66 views Asked by At

I am trying to separate a file into smaller files with gawk and rename the smaller files in order from the original file.

for i in *.txt 
do
gawk -v RS="START_of_LINE_to_SEPARATE" 'NF{ print RS$0 > "new_file_"++n".txt"}' $i
done

The output gives me: new_file_1.txt new_file_2.txt ect...

I would like the output to be: new_file_0001.txt new_file_0002.txt ect...

2

There are 2 answers

0
Tom Fenech On BEST ANSWER

Ignoring the issue of the outer loop and focusing on the awk part of the question, you can use sprintf to produce your filename:

gawk -v RS="START_of_LINE_to_SEPARATE" 'NF{ file = sprintf("new_file_%04d.txt", ++n) 
                                            print RS$0 > file }' "$i"

The format specifier %04d means that the number is a digit, padded to length 4 with leading zeros.

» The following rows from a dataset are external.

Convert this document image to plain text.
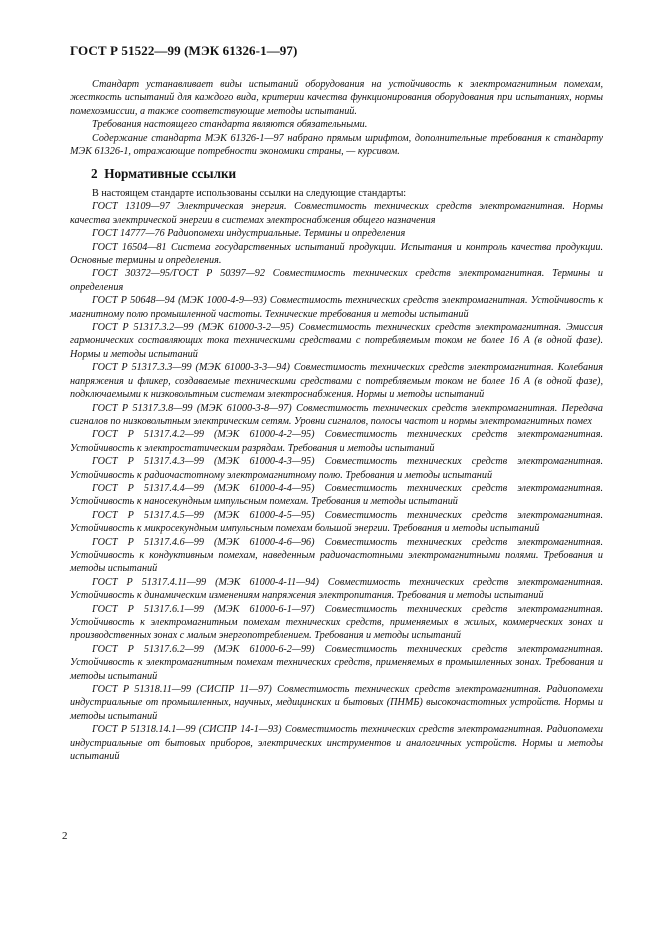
ГОСТ Р 51522—99 (МЭК 61326-1—97)

Стандарт устанавливает виды испытаний оборудования на устойчивость к электромагнитным помехам, жесткость испытаний для каждого вида, критерии качества функционирования оборудования при испытаниях, нормы помехоэмиссии, а также соответствующие методы испытаний.

Требования настоящего стандарта являются обязательными.

Содержание стандарта МЭК 61326-1—97 набрано прямым шрифтом, дополнительные требования к стандарту МЭК 61326-1, отражающие потребности экономики страны, — курсивом.

2 Нормативные ссылки

В настоящем стандарте использованы ссылки на следующие стандарты:

ГОСТ 13109—97 Электрическая энергия. Совместимость технических средств электромагнитная. Нормы качества электрической энергии в системах электроснабжения общего назначения

ГОСТ 14777—76 Радиопомехи индустриальные. Термины и определения

ГОСТ 16504—81 Система государственных испытаний продукции. Испытания и контроль качества продукции. Основные термины и определения.

ГОСТ 30372—95/ГОСТ Р 50397—92 Совместимость технических средств электромагнитная. Термины и определения

ГОСТ Р 50648—94 (МЭК 1000-4-9—93) Совместимость технических средств электромагнитная. Устойчивость к магнитному полю промышленной частоты. Технические требования и методы испытаний

ГОСТ Р 51317.3.2—99 (МЭК 61000-3-2—95) Совместимость технических средств электромагнитная. Эмиссия гармонических составляющих тока техническими средствами с потребляемым током не более 16 А (в одной фазе). Нормы и методы испытаний

ГОСТ Р 51317.3.3—99 (МЭК 61000-3-3—94) Совместимость технических средств электромагнитная. Колебания напряжения и фликер, создаваемые техническими средствами с потребляемым током не более 16 А (в одной фазе), подключаемыми к низковольтным системам электроснабжения. Нормы и методы испытаний

ГОСТ Р 51317.3.8—99 (МЭК 61000-3-8—97) Совместимость технических средств электромагнитная. Передача сигналов по низковольтным электрическим сетям. Уровни сигналов, полосы частот и нормы электромагнитных помех

ГОСТ Р 51317.4.2—99 (МЭК 61000-4-2—95) Совместимость технических средств электромагнитная. Устойчивость к электростатическим разрядам. Требования и методы испытаний

ГОСТ Р 51317.4.3—99 (МЭК 61000-4-3—95) Совместимость технических средств электромагнитная. Устойчивость к радиочастотному электромагнитному полю. Требования и методы испытаний

ГОСТ Р 51317.4.4—99 (МЭК 61000-4-4—95) Совместимость технических средств электромагнитная. Устойчивость к наносекундным импульсным помехам. Требования и методы испытаний

ГОСТ Р 51317.4.5—99 (МЭК 61000-4-5—95) Совместимость технических средств электромагнитная. Устойчивость к микросекундным импульсным помехам большой энергии. Требования и методы испытаний

ГОСТ Р 51317.4.6—99 (МЭК 61000-4-6—96) Совместимость технических средств электромагнитная. Устойчивость к кондуктивным помехам, наведенным радиочастотными электромагнитными полями. Требования и методы испытаний

ГОСТ Р 51317.4.11—99 (МЭК 61000-4-11—94) Совместимость технических средств электромагнитная. Устойчивость к динамическим изменениям напряжения электропитания. Требования и методы испытаний

ГОСТ Р 51317.6.1—99 (МЭК 61000-6-1—97) Совместимость технических средств электромагнитная. Устойчивость к электромагнитным помехам технических средств, применяемых в жилых, коммерческих зонах и производственных зонах с малым энергопотреблением. Требования и методы испытаний

ГОСТ Р 51317.6.2—99 (МЭК 61000-6-2—99) Совместимость технических средств электромагнитная. Устойчивость к электромагнитным помехам технических средств, применяемых в промышленных зонах. Требования и методы испытаний

ГОСТ Р 51318.11—99 (СИСПР 11—97) Совместимость технических средств электромагнитная. Радиопомехи индустриальные от промышленных, научных, медицинских и бытовых (ПНМБ) высокочастотных устройств. Нормы и методы испытаний

ГОСТ Р 51318.14.1—99 (СИСПР 14-1—93) Совместимость технических средств электромагнитная. Радиопомехи индустриальные от бытовых приборов, электрических инструментов и аналогичных устройств. Нормы и методы испытаний

2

If you want to go through all the .txt files and keep incrementing the counter, then you can get rid of the loop and pass them all to awk at once by changing "$i" to *.txt.

0
anubhava On

You can do:

for i in *.txt; do 
    printf -v num "%04d" $((++n))
    gawk -v num="$num" -v RS="START_of_LINE_to_SEPARATE" 'NF{
       print RS$0 > "new_file_" num ".txt"}' "$i"
done